Except it doesn’t feel like Stiles will ever reach _in a few hours_ because this movie is stringing him along one shiver at a time, and no, as a boy who spends the majority of his time chasing after deadly werewolves and has never once written out a copy of his will, he should not get fucking scared.

Except he does, and it makes Stiles feel like the kind of person who can’t sit through a single horror movie without making excuses about going to the bathroom and spending at least three minutes sitting in the bathtub thinking about rainbows and puppies and fearing the dark hallway all the while. Gore and horror and darkness never used to spook him so badly, back in the days when he thought werewolf costumes on eBay were great Halloween ideas and he would have the balls to do Bloody Mary in the bathroom when Scott chickened out. He supposes what’s different now is that he knows that stuff like this exists, maybe not poltergeists or demonic spirits, but _who knows_ , really. Finding out about werewolves is like opening a Pandora’s box of endless potential nightmares, and maybe one day he’ll leave school and walk home and turn around and there’s Edward Cullen, thirsting for blood and prowling for his next victim.

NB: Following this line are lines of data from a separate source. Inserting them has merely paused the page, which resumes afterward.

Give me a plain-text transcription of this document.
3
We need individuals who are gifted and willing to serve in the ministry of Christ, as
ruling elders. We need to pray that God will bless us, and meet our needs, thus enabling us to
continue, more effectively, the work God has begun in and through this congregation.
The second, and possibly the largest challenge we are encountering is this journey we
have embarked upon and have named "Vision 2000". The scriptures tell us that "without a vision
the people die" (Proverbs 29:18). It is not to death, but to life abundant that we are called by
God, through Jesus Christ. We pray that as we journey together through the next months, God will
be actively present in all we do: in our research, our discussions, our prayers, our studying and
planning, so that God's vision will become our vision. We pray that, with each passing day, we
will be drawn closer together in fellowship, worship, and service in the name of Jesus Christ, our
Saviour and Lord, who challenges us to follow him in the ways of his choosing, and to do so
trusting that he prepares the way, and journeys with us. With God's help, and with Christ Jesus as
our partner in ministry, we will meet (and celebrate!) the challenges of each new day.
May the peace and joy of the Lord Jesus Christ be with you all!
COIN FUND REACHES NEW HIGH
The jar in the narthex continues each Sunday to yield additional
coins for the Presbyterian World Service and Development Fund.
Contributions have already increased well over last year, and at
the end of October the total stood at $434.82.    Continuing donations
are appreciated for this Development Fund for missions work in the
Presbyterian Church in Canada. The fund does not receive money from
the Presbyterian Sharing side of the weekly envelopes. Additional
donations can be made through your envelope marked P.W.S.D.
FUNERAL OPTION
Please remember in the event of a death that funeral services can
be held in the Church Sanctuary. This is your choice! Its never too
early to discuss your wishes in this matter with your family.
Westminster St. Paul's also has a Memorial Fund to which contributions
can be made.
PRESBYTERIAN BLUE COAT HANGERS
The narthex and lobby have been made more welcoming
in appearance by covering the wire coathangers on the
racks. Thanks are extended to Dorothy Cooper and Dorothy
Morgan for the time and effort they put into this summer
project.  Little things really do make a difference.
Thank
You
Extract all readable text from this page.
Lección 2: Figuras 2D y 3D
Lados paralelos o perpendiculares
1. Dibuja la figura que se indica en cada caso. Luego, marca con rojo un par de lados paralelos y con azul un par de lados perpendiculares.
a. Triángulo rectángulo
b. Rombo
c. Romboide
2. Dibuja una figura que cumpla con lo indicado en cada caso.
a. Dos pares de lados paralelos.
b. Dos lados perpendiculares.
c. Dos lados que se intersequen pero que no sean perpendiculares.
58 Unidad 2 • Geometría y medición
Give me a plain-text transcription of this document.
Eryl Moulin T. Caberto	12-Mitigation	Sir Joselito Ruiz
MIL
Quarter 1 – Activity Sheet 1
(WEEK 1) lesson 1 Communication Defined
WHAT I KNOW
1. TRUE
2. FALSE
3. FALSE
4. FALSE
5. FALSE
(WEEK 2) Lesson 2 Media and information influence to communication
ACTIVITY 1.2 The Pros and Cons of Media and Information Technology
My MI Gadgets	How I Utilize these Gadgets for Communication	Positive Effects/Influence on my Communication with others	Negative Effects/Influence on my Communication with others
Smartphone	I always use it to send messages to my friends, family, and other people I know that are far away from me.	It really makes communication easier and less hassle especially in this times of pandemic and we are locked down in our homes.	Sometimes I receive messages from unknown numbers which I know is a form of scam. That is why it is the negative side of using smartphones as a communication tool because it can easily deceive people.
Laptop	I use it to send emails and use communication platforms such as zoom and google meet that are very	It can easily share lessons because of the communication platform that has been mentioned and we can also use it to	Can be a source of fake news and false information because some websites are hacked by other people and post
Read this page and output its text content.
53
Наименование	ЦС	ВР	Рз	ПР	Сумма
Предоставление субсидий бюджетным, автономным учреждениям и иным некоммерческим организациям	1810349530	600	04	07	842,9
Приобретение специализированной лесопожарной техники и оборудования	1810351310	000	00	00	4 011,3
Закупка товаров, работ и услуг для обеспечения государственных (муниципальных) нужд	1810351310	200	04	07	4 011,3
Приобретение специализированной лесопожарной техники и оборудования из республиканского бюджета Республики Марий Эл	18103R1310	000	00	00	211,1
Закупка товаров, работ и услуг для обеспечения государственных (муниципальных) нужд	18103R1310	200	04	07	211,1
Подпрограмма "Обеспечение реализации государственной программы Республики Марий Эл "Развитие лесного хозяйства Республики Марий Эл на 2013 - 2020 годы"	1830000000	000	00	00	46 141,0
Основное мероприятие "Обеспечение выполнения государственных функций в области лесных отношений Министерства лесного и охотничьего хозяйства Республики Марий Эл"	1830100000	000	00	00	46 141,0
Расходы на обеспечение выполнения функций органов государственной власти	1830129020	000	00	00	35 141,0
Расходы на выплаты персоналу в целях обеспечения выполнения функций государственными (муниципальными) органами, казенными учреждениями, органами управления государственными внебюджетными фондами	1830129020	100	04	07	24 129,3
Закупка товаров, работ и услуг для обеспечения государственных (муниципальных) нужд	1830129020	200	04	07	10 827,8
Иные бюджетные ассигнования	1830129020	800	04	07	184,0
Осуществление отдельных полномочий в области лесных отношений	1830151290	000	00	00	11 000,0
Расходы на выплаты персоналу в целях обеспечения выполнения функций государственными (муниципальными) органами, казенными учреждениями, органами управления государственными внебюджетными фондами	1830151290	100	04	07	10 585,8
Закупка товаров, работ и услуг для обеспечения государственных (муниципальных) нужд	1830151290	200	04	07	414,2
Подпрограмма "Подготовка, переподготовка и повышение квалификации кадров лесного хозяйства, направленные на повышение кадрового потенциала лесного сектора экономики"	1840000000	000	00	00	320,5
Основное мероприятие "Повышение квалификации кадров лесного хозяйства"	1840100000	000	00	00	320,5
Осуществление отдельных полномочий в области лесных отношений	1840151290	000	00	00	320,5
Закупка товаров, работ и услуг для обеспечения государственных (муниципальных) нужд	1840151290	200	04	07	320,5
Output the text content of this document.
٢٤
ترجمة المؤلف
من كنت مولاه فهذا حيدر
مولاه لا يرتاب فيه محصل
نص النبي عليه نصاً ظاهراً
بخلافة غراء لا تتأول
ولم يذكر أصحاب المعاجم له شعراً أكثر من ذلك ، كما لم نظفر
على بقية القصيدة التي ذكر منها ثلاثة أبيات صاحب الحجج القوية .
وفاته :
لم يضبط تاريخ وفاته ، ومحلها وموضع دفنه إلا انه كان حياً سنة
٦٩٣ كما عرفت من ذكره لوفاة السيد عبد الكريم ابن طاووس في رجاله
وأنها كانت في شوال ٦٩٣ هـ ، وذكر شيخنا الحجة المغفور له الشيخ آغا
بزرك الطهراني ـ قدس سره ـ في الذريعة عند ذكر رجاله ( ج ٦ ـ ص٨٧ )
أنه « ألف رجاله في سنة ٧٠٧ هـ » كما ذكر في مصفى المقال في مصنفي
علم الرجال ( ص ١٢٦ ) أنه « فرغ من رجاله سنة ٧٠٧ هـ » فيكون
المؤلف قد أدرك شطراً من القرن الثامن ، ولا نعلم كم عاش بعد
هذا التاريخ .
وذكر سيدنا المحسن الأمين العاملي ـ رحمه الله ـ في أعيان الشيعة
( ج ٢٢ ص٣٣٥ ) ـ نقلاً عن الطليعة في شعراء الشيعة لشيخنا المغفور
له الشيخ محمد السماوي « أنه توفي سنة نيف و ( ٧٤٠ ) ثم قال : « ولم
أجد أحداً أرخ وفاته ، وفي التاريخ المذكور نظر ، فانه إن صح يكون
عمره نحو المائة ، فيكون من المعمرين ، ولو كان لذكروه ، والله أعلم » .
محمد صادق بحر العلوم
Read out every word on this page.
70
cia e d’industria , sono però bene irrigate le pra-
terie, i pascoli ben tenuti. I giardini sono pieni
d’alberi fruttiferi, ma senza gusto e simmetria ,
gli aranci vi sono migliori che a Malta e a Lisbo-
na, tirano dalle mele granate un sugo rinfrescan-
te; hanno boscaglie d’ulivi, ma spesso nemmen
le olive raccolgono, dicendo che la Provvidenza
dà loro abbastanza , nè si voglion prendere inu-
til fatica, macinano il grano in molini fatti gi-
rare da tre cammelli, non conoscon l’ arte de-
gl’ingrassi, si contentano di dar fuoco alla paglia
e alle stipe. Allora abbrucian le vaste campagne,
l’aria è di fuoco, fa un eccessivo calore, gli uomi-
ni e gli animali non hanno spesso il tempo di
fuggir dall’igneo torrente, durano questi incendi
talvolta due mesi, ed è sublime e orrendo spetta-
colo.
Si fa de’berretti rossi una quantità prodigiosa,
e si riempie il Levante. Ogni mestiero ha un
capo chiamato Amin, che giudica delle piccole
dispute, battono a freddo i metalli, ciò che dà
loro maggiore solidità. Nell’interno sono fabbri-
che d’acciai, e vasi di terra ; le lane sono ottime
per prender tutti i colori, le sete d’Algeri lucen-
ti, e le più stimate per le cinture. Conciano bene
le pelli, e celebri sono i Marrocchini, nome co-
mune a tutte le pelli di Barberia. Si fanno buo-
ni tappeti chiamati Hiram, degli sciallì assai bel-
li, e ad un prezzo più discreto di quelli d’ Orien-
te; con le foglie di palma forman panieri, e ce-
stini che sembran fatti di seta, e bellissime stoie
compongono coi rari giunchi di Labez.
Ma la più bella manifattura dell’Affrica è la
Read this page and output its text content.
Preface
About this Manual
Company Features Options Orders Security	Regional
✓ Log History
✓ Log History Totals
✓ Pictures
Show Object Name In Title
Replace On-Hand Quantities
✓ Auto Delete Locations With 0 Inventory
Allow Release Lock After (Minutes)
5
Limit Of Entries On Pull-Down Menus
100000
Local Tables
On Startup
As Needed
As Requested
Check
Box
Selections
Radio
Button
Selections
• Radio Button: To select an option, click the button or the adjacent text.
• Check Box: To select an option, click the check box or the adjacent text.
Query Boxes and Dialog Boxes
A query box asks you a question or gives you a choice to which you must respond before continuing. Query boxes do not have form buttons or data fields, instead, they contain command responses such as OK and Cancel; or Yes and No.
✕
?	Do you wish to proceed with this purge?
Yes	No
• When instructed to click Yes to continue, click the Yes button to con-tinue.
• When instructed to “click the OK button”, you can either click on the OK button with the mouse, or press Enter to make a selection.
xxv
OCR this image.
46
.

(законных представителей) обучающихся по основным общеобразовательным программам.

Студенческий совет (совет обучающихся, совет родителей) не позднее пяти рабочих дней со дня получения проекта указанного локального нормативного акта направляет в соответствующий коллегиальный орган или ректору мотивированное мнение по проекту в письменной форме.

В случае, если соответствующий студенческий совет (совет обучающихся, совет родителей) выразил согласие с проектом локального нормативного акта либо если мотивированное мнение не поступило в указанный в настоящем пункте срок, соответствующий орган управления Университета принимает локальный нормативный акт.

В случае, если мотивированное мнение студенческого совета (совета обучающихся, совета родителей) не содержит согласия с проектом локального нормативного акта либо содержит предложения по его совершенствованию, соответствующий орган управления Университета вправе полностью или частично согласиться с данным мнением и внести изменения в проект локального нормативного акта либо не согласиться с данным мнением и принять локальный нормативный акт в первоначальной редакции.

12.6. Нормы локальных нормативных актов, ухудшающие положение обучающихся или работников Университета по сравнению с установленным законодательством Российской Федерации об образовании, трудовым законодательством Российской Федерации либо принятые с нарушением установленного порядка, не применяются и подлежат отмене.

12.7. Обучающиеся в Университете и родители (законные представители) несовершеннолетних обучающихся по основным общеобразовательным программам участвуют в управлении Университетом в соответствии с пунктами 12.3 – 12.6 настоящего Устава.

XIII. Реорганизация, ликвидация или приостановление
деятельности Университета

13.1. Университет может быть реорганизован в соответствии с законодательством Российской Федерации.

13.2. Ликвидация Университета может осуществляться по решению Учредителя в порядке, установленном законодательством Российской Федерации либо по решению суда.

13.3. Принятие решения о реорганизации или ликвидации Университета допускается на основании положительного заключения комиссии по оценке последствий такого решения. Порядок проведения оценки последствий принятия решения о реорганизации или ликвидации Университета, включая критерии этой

“It’s almost endearing how scared you are,” Peter says halfway through the movie, sounding perfectly composed. Then again, Peter can crawl through the hallways with fangs at the ready if he’s ever worried that a Stephen King novel will materialize and follow him home. All Stiles has is the baseball bat he stole from Scott’s room. “Real life is scarier than this stuff when it comes to what you’ve seen.”

Stiles looks over at him, the room dark except for the bright light emanating from the laptop licking up Peter’s face. He has no idea when it got dark, how they passed a whole evening together without anybody threatening to cause concussions to the other. 

“That’s kind of the point,” Stiles says, and waits a beat. “How did you know?”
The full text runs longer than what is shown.